Большая часть этой главы основывалась на предположении, что биолог может при желании размышлять о дарвиновской «функции» поведенческих паттернов. Это не означает, что все поведенческие паттерны обязательно несут дарвиновскую функцию. Большой класс поведенческих паттернов с точки зрения отбора может оказаться нейтральными или вредными для их исполнителей, и не может быть убедительно расценен как продукт естественного отбора. В этом случае доказательства этой главы к ним не применяются. Но правильно говорить так: "я изучаю адаптации. Я не полагаю, что все поведенческие паттерны — обязательно адаптации, но я хочу изучить те из них, которые являются адаптациями". Аналогичным образом предпочитая изучение хищников нехищникам, мы не предаёмся вере в то, что все животные — хищники. Так как сфера наших интересов — адаптивное поведение, мы не можем говорить о дарвиновской эволюции интересующих нас объектов, не постулируя наличие их генетического базиса. И использовать выражение "ген признака X" как удобный способ обозначения "генетический базис X", ибо это стандартная практика в популяционной генетике вот уже более половины столетия.

Вопрос же о том, насколько велик класс поведенческих паттернов, которые мы можем рассматривать как адаптации — это совершенно отдельный вопрос.

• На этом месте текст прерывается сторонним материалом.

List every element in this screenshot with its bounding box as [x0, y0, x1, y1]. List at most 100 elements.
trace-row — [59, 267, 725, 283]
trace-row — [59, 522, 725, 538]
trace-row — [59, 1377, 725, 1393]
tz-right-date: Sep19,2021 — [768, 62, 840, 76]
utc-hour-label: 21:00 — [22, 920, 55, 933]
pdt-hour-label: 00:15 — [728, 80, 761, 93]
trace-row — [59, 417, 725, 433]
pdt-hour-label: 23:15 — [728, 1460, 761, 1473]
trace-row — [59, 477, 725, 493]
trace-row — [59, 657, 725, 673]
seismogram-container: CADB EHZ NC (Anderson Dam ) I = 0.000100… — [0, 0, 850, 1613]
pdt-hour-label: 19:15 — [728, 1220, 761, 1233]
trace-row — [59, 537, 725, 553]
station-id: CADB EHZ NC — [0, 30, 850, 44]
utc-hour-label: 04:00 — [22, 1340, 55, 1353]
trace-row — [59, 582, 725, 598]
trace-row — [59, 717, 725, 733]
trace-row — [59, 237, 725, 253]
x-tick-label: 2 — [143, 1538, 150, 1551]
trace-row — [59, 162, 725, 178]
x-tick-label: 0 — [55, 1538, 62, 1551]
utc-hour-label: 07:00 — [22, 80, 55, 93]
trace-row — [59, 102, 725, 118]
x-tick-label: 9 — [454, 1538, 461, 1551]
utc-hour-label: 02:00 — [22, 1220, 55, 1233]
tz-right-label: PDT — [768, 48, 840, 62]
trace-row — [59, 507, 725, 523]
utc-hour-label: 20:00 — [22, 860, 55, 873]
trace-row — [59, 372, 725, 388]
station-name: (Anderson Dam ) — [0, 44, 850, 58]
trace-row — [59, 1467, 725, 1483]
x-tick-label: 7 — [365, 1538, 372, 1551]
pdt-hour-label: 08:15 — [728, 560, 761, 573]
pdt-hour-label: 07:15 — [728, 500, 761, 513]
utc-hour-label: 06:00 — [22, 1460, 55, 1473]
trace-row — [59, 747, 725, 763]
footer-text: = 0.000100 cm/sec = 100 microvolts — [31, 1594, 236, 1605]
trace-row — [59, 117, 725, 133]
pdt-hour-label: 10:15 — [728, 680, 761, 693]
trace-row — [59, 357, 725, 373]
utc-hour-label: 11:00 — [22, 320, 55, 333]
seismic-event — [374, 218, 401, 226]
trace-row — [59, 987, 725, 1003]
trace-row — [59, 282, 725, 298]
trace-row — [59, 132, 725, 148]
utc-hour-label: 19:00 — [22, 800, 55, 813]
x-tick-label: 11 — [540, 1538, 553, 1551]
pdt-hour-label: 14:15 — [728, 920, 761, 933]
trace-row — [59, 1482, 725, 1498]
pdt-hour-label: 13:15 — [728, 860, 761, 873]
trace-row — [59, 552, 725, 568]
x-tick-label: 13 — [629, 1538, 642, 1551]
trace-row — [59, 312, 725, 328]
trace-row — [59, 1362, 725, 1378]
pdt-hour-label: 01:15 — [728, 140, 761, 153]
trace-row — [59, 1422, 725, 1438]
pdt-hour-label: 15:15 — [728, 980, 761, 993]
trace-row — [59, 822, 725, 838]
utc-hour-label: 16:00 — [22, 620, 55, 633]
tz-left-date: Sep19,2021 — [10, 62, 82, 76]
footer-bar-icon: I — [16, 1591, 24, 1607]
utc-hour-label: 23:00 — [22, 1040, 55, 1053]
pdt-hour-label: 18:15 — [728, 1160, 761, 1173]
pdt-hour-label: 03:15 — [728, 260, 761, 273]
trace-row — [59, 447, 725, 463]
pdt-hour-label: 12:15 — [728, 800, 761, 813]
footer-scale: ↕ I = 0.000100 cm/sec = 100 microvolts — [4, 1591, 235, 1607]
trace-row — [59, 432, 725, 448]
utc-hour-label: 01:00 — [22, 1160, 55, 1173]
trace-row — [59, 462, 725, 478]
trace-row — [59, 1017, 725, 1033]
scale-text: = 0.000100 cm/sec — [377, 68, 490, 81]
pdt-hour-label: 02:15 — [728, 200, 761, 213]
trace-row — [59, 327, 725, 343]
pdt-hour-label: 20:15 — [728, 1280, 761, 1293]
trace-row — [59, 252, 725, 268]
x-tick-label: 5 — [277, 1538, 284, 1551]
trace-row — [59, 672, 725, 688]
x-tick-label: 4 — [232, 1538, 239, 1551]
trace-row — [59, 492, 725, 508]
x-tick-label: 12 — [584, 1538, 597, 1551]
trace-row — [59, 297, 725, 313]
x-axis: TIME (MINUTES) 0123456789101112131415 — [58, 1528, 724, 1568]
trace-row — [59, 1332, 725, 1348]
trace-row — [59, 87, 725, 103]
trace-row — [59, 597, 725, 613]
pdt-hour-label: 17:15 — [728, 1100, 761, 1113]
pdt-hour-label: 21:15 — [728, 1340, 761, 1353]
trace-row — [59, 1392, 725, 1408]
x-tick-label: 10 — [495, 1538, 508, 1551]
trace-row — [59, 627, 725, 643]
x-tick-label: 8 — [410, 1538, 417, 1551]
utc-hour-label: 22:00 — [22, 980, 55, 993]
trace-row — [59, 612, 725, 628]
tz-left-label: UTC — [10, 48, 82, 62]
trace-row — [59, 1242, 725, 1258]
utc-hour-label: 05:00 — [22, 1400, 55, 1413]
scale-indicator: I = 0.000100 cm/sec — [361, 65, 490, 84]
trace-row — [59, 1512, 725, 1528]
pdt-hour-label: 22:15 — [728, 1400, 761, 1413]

Он и будет предметом рассмотрения в следующей главе.

Глава 3. Ограничения на совершенствование

Так или иначе, эта книга в значительной степени посвящена логике дарвиновских объяснений функциональности. Печальный опыт подсказывает, что биолога, демонстрирующего значительный интерес к функциональным объяснениям, вероятно обвинят — иногда со страстью, пугающей тех, кто более привык к научным, чем идеологическим дебатам (1977 Левонтин), в вере в то, что все животные абсолютно оптимальны; то есть — обвинят в «адаптационизме» (Левонтин 1979a,b; Gould & 1979 Левонтин). Адаптационизм определяется как "такое приближение к эволюционизму, которое без доказательства предполагает, что все аспекты морфологии, физиологии и поведения организмов — оптимально-адаптивные решения их проблем" (Левонтин 1979b). В первом черновике этой главы я выражал сомнения в том, что на свете есть истинные адаптационисты в полном смысле этого слова, но я недавно нашёл следующую, достаточно ироничную цитату от самого Ричарда Левонтина: "Это общая мысль, в отношении который, думаю все эволюционисты солидарны: воистину невозможно действовать лучше, чем действует организм в его родной окружающей среде" (Левонтин 1987). Похоже, позже Левонтин совершил своё "путешествие в Дамаск"[8] , так что было бы несправедливо использовать его как образчик адаптациониста. Действительно, несколько лет назад он вместе с Гулдом был одним из наиболее выраженных и сильных критиков адаптационизма. Своим представителем адаптационизма я выбираю A. Дж. Кейна, который остался (Cain 1979) стойко верен представлениям, выраженным в его чёткой и изящной статье "Совершенство животных".